Adaptive Regime-Switching Forecasts with Distribution-Free Uncertainty: Deep Switching State-Space Models Meet Conformal Prediction
Echo Diyun LU, Charles Findling, Marianne Clausel, Alessandro Leite, Wei Gong, Pierric Kersaudy
TL;DR
The paper tackles calibrated uncertainty under regime-switching nonstationarity by marrying a regime-aware Deep Switching State-Space Model (DS3M) with Adaptive Conformal Inference (ACI) and Aggregated ACI (AgACI). A unified, residual-based conformal wrapper is applied atop strong baselines (e.g., S4, MC-Dropout GRU, Sparse GP) to produce online, distribution-free predictive intervals with finite-sample guarantees. Empirical results on synthetic and real data show near-nominal coverage and competitive point accuracy, with improved interval efficiency, especially in regime-rich settings. The approach offers a practical calibration layer that remains robust to nonstationarity without retraining, enhancing reliability for time-series forecasting in changing environments.
Abstract
Regime transitions routinely break stationarity in time series, making calibrated uncertainty as important as point accuracy. We study distribution-free uncertainty for regime-switching forecasting by coupling Deep Switching State Space Models with Adaptive Conformal Inference (ACI) and its aggregated variant (AgACI).
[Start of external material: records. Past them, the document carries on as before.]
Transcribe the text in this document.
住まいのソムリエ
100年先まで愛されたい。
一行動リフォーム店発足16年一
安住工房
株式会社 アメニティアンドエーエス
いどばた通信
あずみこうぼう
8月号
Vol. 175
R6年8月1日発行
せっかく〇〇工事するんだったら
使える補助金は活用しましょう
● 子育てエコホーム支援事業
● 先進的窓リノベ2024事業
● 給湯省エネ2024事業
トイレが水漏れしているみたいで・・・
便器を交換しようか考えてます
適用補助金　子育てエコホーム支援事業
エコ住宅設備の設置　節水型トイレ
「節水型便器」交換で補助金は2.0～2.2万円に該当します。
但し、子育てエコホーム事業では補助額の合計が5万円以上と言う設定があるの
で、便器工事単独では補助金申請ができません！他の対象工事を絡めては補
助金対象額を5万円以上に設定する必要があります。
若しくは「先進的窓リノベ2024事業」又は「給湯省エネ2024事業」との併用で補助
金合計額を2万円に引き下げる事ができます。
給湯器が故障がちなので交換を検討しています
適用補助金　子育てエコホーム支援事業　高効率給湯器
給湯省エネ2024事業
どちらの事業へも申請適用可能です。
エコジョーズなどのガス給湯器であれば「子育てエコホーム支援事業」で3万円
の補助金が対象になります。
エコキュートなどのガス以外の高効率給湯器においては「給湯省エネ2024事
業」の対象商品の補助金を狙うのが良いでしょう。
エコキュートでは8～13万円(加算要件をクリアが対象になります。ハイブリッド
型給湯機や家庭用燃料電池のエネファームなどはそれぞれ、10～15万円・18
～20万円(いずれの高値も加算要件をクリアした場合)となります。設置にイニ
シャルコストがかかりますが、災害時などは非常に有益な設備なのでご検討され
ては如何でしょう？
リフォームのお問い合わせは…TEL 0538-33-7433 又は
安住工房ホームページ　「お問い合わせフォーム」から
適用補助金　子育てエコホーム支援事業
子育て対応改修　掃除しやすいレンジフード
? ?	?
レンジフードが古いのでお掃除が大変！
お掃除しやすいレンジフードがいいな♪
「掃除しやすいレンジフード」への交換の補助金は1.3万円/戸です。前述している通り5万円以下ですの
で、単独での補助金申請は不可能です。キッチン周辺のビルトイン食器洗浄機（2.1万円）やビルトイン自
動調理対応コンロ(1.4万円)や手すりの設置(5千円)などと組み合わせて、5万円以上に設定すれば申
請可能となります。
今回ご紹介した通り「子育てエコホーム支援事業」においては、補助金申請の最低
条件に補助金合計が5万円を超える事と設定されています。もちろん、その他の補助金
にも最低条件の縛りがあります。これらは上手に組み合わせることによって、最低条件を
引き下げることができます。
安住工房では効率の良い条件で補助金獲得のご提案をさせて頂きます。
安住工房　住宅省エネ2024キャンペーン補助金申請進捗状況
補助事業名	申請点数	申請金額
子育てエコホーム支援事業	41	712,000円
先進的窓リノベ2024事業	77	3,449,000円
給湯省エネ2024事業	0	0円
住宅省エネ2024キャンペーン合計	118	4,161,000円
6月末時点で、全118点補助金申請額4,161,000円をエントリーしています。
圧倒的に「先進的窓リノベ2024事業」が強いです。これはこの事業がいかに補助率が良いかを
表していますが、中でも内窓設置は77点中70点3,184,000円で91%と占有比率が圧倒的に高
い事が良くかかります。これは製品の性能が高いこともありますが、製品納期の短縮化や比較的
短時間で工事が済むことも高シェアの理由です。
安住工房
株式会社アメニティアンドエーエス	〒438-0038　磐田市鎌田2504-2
We also introduce a unified conformal wrapper that sits atop strong sequence baselines including S4, MC-Dropout GRU, sparse Gaussian processes, and a change-point local model to produce online predictive bands with finite-sample marginal guarantees under nonstationarity and model misspecification. Across synthetic and real datasets, conformalized forecasters achieve near-nominal coverage with competitive accuracy and generally improved band efficiency.